The Favourite Sons is an indie rock band from Brooklyn, made up of Ken Griffin (former member of Rollerskate Skinny) and four members of Jagjaguwar's Aspera. They have released one full-length album, Down Beside Your Beauty (2006), which was mixed by Victor Van Vugt (P.J. Harvey, The Fall, The Pogues).

The four other Sons (guitarist/keyboard player Justin Tripp, guitarist Carmine Degennaro, bass guitarist Matt Werth, and drummer A.J. Edmiston) were formerly part of the band Aspera before relocating to New York in 2004 after parting ways with their singer.

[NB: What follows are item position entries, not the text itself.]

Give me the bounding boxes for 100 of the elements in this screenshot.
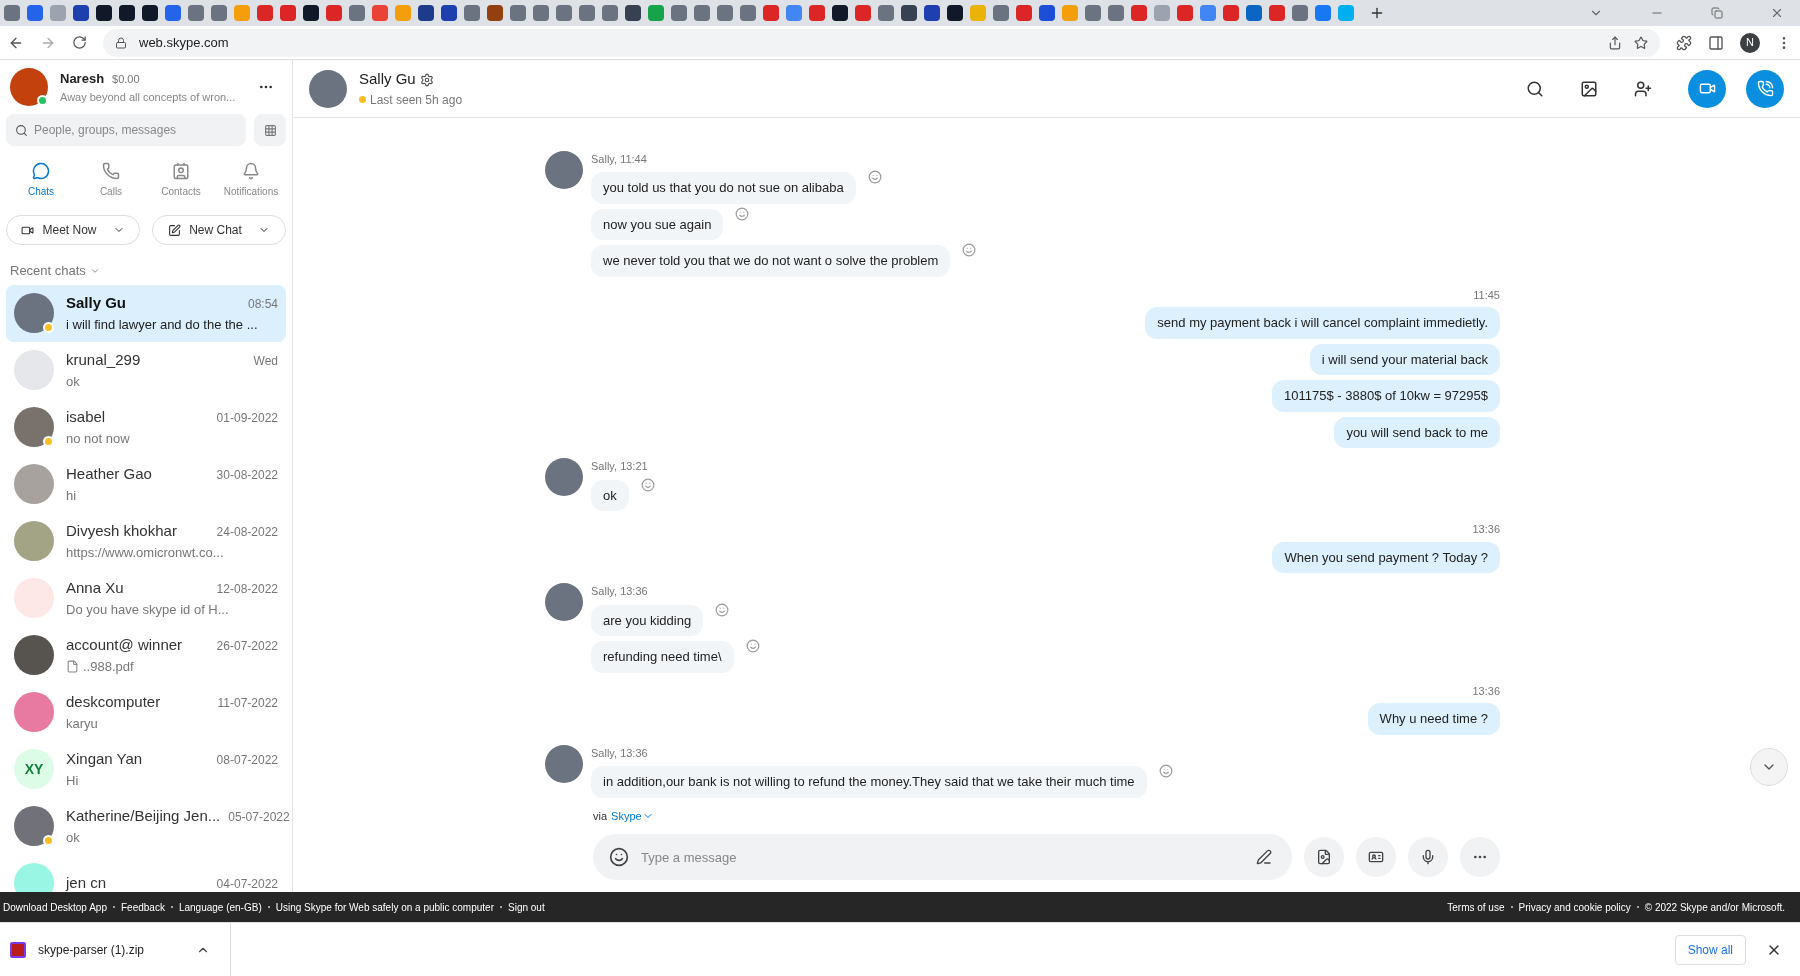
- settings-icon[interactable]: [419, 72, 434, 87]
- contact-card-button[interactable]: [1356, 837, 1396, 877]
- avatar-photo: [14, 350, 54, 390]
- skype-link[interactable]: Skype: [611, 807, 654, 824]
- avatar-photo: [14, 521, 54, 561]
- avatar-photo: [14, 692, 54, 732]
- add-person-icon[interactable]: [1634, 79, 1652, 98]
- reaction-icon[interactable]: [715, 602, 730, 617]
- message-preview: Hi: [66, 771, 79, 790]
- footer-link[interactable]: Terms of use: [1447, 899, 1505, 915]
- footer-link[interactable]: Download Desktop App: [3, 899, 107, 915]
- compose-icon: [168, 223, 182, 237]
- message-bubble: refunding need time\: [591, 641, 734, 673]
- reaction-icon[interactable]: [640, 477, 655, 492]
- contact-name: deskcomputer: [66, 692, 161, 712]
- address-field[interactable]: web.skype.com: [103, 28, 1660, 57]
- message-preview: karyu: [66, 714, 98, 733]
- footer-link[interactable]: Privacy and cookie policy: [1518, 899, 1631, 915]
- new-tab-icon[interactable]: [1369, 5, 1385, 21]
- footer-link[interactable]: Feedback: [120, 899, 165, 915]
- share-icon[interactable]: [1608, 35, 1622, 50]
- tab-favicon-icon[interactable]: [119, 5, 135, 21]
- tab-favicon-icon[interactable]: [142, 5, 158, 21]
- phone-icon: [1756, 80, 1774, 97]
- tab-favicon-icon[interactable]: [96, 5, 112, 21]
- message-bubble: When you send payment ? Today ?: [1272, 541, 1500, 573]
- file-icon: [1316, 849, 1332, 865]
- tab-favicon-icon[interactable]: [441, 5, 457, 21]
- search-field[interactable]: People, groups, messages: [6, 114, 246, 146]
- nav-tab[interactable]: Chats: [6, 162, 76, 199]
- show-all-button[interactable]: Show all: [1674, 934, 1746, 965]
- sender-time: Sally, 13:36: [591, 584, 648, 599]
- reload-icon[interactable]: [72, 35, 87, 50]
- tab-favicon-icon[interactable]: [1039, 5, 1055, 21]
- archive-icon: [10, 941, 26, 958]
- extensions-icon[interactable]: [1676, 34, 1692, 51]
- reaction-icon[interactable]: [867, 170, 882, 184]
- avatar-photo: [14, 635, 54, 675]
- emoji-icon[interactable]: [609, 847, 629, 867]
- nav-tab[interactable]: Contacts: [146, 162, 216, 199]
- message-bubble: we never told you that we do not want o solve the problem: [591, 245, 951, 277]
- reaction-icon[interactable]: [745, 639, 760, 653]
- message-preview: ok: [66, 828, 80, 847]
- chat-icon: [32, 162, 50, 180]
- contact-name: krunal_299: [66, 350, 141, 370]
- side-panel-icon[interactable]: [1708, 34, 1724, 51]
- chat-list-item[interactable]: Sally Gu 08:54 i will find lawyer and do the the ...: [6, 284, 286, 342]
- message-bubble: Why u need time ?: [1367, 703, 1500, 735]
- chat-time: Wed: [253, 353, 278, 370]
- audio-call-button[interactable]: [1746, 69, 1784, 108]
- tab-favicon-icon[interactable]: [901, 5, 917, 21]
- avatar-photo[interactable]: [10, 68, 48, 106]
- reaction-icon[interactable]: [735, 206, 750, 221]
- avatar-photo: [14, 806, 54, 846]
- restore-icon[interactable]: [1711, 7, 1723, 19]
- message-input[interactable]: Type a message: [593, 834, 1292, 880]
- footer-link[interactable]: Using Skype for Web safely on a public computer: [275, 899, 494, 915]
- pen-icon[interactable]: [1256, 849, 1272, 865]
- message-preview: https://www.omicronwt.co...: [66, 543, 224, 562]
- reaction-icon[interactable]: [1158, 764, 1173, 778]
- message-bubble: send my payment back i will cancel complaint immedietly.: [1145, 307, 1500, 339]
- nav-tab[interactable]: Notifications: [216, 162, 286, 199]
- tab-favicon-icon[interactable]: [487, 5, 503, 21]
- avatar-photo: [14, 863, 54, 892]
- conversation-name[interactable]: Sally Gu: [359, 68, 416, 91]
- sender-time: Sally, 11:44: [591, 151, 647, 167]
- gallery-icon[interactable]: [1580, 79, 1598, 98]
- tab-favicon-icon[interactable]: [924, 5, 940, 21]
- profile-button[interactable]: N: [1740, 32, 1760, 53]
- dialpad-button[interactable]: [254, 114, 286, 146]
- message-preview: i will find lawyer and do the the ...: [66, 315, 258, 334]
- download-file-name[interactable]: skype-parser (1).zip: [38, 940, 145, 959]
- contact-name: Anna Xu: [66, 578, 124, 598]
- footer-link[interactable]: Language (en-GB): [178, 899, 262, 915]
- tab-favicon-icon[interactable]: [832, 5, 848, 21]
- avatar-photo[interactable]: [309, 69, 347, 108]
- contact-name: isabel: [66, 407, 106, 427]
- chat-time: 08-07-2022: [216, 752, 278, 769]
- tab-favicon-icon[interactable]: [947, 5, 963, 21]
- recent-chats-toggle[interactable]: Recent chats: [6, 261, 286, 281]
- video-call-button[interactable]: [1688, 69, 1726, 108]
- footer-link[interactable]: Sign out: [508, 899, 545, 915]
- message-bubble: now you sue again: [591, 208, 724, 240]
- tab-favicon-icon[interactable]: [418, 5, 434, 21]
- chat-time: 04-07-2022: [216, 875, 278, 892]
- share-file-button[interactable]: [1304, 837, 1344, 877]
- reaction-icon[interactable]: [962, 243, 977, 257]
- contact-name: Sally Gu: [66, 293, 127, 313]
- search-icon[interactable]: [1526, 79, 1544, 98]
- dialpad-icon: [263, 123, 277, 137]
- avatar-photo: [14, 464, 54, 504]
- tab-favicon-icon[interactable]: [303, 5, 319, 21]
- microphone-button[interactable]: [1408, 837, 1448, 877]
- message-bubble: i will send your material back: [1309, 343, 1500, 375]
- bookmark-icon[interactable]: [1634, 35, 1648, 50]
- nav-tab[interactable]: Calls: [76, 162, 146, 199]
- tab-favicon-icon[interactable]: [73, 5, 89, 21]
- message-time: 11:45: [1473, 287, 1500, 303]
- tab-favicon-icon[interactable]: [625, 5, 641, 21]
- message-preview: ..988.pdf: [83, 657, 134, 676]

Werth and Tripp tracked down Griffin in the summer of 2004. Gold Standard Laboratories offered to put out a 7" single in early 2005. Shortly thereafter, the Sons were approached by James Oldham (head of the UK independent Loog Records) to release a four-song single in Europe entitled the Treason EP. With less than ten official shows under their belts, the Sons headed off to Europe to tour in support of Treason.

On their return to New York, Vice Recordings, who had expressed interest from the earliest demos, offered the band a long-term deal. The Sons recorded Down Beside Your Beauty in Brooklyn in January, with Victor Van Vugt coming in as mixer the following month. In 2006, they toured with The Drones and Devastations, but pulled out of the tour due to illness. In 2007, they undertook a national US tour with Au Revoir Simone and Voxtrot. The band have recently completed work upon a new album. entitled "The Great Deal of Love" which has been released on Low Rent Records.

The whole back catalog of Kenneth Griffin's work Rollerskate Skinny including the unreleased material along with Kid Silver, Favourite Sons and August Wells will be released next year on Captcha Records.